What does this mean for patrons?
- With Koha, you are now able to search the catalog more easily and more dynamically than ever before. You have more control over your account, and you have access to new features.
- When you go to the library’s website, you still find the catalog link in the same place, but that link takes you to our newly designed catalog.
- The biggest difference is that the catalog features a single integrated search bar which allows you to search for title, author, subject, series, or keyword. If you want to do a more directed search, there is an Advanced Search feature that will allow you to be as precise as you like in your search — specifying format, location, age level, and many other options.
Online users: the biggest change you will encounter is that your old login and password won’t work when logging into your library accounts. User PINs are private, so we could not transfer that information to our new system.
In Koha, everyone uses their library card barcode as their login, and your password will be your last name in ALL CAPS. Once you log in to the new system, you will be able to change your password. We recommend keeping your barcode as the username, but we can change that for you as well. Usernames and passwords for eBook vendors will not be affected, so you can continue to use 3M, Overdrive, Gale, and Tumblebooks as usual.
As we transition, we may have some data hiccups, so please be patient as we find bugs that need to be fixed, and let us know if you find something that isn’t working properly.
Want to learn a new language? The Collingswood Public Library now offers the Mango Languages language-learning system to all cardholders.
Each lesson combines real life situations and audio from native speakers with simple, clear instructions. The courses focus on four key elements of language learning: vocabulary, pronunciation, grammar, and culture.

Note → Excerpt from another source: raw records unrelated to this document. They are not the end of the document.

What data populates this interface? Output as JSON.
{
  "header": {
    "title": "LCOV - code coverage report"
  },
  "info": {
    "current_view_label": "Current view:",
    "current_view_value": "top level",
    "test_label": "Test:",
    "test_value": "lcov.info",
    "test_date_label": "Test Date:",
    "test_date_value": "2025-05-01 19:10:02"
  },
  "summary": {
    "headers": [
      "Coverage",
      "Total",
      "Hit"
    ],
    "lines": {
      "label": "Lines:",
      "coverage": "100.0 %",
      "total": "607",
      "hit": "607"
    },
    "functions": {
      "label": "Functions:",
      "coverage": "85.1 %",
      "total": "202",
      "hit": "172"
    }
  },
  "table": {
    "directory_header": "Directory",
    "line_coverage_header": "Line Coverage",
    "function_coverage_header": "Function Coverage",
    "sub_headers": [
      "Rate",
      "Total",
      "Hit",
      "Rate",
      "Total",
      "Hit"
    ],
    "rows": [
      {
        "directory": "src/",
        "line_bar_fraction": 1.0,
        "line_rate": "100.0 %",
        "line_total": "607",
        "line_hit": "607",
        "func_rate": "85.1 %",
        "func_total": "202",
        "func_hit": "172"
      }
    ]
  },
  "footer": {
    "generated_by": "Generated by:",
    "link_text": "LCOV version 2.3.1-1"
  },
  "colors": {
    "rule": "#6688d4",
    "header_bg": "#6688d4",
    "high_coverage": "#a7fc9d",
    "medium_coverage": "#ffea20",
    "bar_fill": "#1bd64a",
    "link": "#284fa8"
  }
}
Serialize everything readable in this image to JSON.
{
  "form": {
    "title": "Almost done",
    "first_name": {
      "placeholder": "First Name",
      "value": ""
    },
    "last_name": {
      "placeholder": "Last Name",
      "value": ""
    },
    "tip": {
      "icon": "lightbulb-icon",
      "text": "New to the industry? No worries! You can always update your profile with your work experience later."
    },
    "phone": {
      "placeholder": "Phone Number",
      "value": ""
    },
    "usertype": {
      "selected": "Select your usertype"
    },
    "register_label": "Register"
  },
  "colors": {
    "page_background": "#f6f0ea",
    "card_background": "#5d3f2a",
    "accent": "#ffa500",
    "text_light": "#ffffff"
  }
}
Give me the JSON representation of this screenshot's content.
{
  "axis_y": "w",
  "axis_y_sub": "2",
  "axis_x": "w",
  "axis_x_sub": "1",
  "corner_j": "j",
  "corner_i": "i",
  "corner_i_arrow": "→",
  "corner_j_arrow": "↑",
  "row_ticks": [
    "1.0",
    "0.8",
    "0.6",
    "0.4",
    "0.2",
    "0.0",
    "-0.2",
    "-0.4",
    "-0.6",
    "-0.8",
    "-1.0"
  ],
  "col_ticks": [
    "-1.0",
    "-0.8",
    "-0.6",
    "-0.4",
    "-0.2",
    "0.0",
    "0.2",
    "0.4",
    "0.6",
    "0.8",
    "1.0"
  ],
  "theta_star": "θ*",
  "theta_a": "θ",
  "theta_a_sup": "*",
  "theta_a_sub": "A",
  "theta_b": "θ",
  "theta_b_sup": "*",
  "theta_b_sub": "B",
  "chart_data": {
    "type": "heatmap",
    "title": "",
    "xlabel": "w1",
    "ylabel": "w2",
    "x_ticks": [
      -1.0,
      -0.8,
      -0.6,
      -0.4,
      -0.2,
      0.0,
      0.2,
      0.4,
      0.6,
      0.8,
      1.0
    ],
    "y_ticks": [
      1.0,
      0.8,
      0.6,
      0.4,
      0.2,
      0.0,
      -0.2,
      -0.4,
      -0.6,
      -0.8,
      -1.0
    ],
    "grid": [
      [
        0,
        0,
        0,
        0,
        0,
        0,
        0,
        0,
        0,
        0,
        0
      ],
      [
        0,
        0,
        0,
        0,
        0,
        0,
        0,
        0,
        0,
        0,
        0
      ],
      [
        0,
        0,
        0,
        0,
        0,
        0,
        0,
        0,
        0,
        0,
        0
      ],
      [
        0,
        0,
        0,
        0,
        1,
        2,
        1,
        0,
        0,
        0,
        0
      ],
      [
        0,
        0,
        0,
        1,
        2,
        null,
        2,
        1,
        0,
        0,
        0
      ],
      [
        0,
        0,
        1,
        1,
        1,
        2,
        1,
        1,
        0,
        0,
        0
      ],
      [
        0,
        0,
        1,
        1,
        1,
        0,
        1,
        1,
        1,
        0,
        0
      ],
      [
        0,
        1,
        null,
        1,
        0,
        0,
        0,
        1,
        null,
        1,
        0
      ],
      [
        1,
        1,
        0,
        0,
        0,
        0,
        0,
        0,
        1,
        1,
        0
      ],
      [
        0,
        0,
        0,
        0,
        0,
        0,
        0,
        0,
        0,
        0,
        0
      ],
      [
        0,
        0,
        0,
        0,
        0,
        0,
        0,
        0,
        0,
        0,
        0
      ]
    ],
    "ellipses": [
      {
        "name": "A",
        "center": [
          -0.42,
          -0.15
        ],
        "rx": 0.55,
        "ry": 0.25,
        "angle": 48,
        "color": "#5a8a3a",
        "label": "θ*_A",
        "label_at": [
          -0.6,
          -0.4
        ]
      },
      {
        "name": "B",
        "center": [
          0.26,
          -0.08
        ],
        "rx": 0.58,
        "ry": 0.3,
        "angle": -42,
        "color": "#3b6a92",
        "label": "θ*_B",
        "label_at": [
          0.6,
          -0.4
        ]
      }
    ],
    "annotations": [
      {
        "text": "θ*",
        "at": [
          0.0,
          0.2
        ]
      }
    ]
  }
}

Mango offers access to 63 foreign language courses and 18 English courses taught completely in the user’s native language. In addition to traditional language courses, Mango also offers the opportunity to learn through foreign film, so you can learn a language while watching great movies.
In addition, Mango offers 26 specialty mini courses, including fun courses like Pirate, Oktoberfest German, and St. Patrick’s Day Irish, along with important focused courses, including Medical Spanish and Legal Spanish.
Mango can be accessed anywhere with an Internet connection—so you can learn a language at the library if you’d like, or you can study in your home or on-the-go with apps for iPhone, Android, Kindle, and Nook. For help with Mango, stop by the library and ask a librarian for an introduction.